The story then concerns the efforts of an undermanned military force to quarantine the town under martial law, while fighting the deeply embedded bureaucracy which blocks their efforts; and also it follows a couple of volunteer firefighters who realize something is up and decide to try to escape the town before it happens to them. In a way, this is realism. There are no particular heroes and villains in THE CRAZIES, just people with opposing goals whose biggest challenge is the infrastructure they serve.
I don’t want to give anything away (apparently there is a a remake planned for next year) but it ends bleakly. It owes more to Greek tragedy than Joseph Campbell. I’ll put it this way - at the end of DAWN OF THE DEAD a lead character considers suicide, then changes his mind and turns the gun from his own head to shoot down the zombies surrounding him, thus effecting his escape. That sensibility is absent here.

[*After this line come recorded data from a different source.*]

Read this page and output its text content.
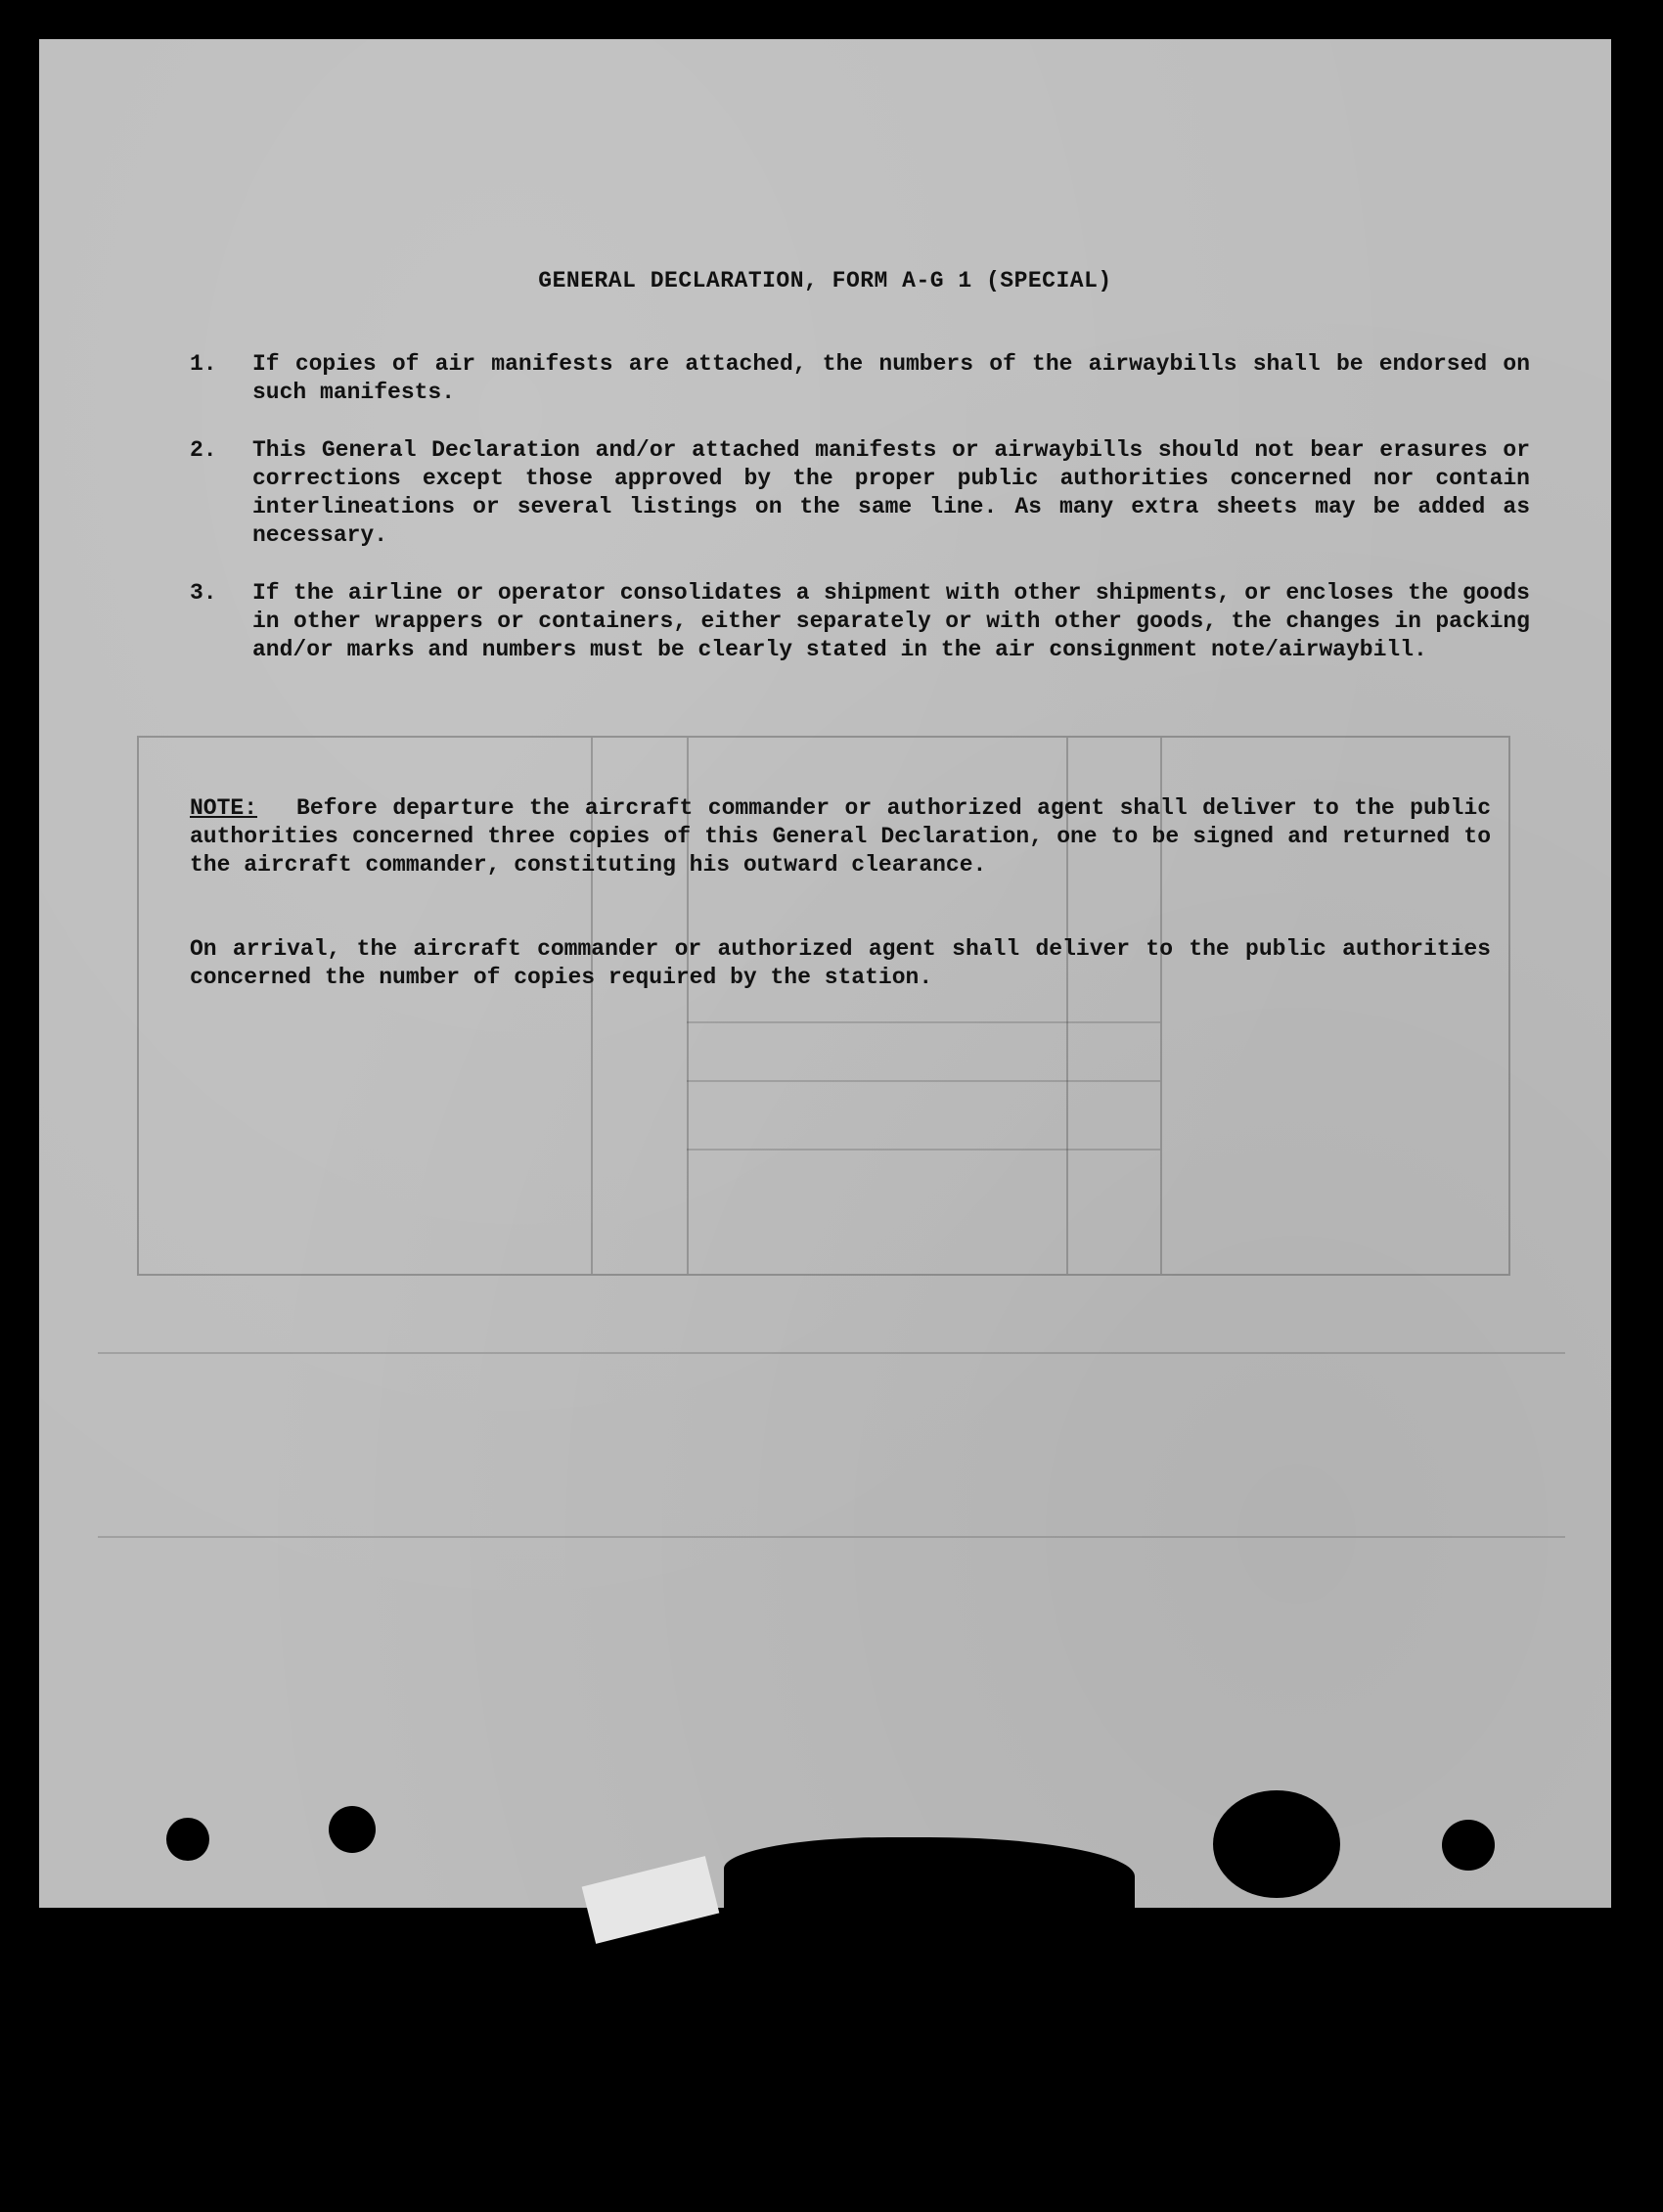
GENERAL DECLARATION, FORM A-G 1 (SPECIAL)
1.	If copies of air manifests are attached, the numbers of the airwaybills shall be endorsed on such manifests.
2.	This General Declaration and/or attached manifests or airwaybills should not bear erasures or corrections except those approved by the proper public authorities concerned nor contain interlineations or several listings on the same line. As many extra sheets may be added as necessary.
3.	If the airline or operator consolidates a shipment with other shipments, or encloses the goods in other wrappers or containers, either separately or with other goods, the changes in packing and/or marks and numbers must be clearly stated in the air consignment note/airwaybill.
NOTE: Before departure the aircraft commander or authorized agent shall deliver to the public authorities concerned three copies of this General Declaration, one to be signed and returned to the aircraft commander, constituting his outward clearance.
On arrival, the aircraft commander or authorized agent shall deliver to the public authorities concerned the number of copies required by the station.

Probably that bleakness, coupled with the mind-bendingly awful title, kept THE CRAZIES off most people’s radar. But I found it bracing, an antidote to the eye-candy happy-ending nonsense I’ve been watching lately. A glass of pure tonic, after an evening of Bacardi and Colas. I recommend this movie, though you’ll probably have to wait another several years before TCM shows it again. Hell, I waited 20 years, so can you.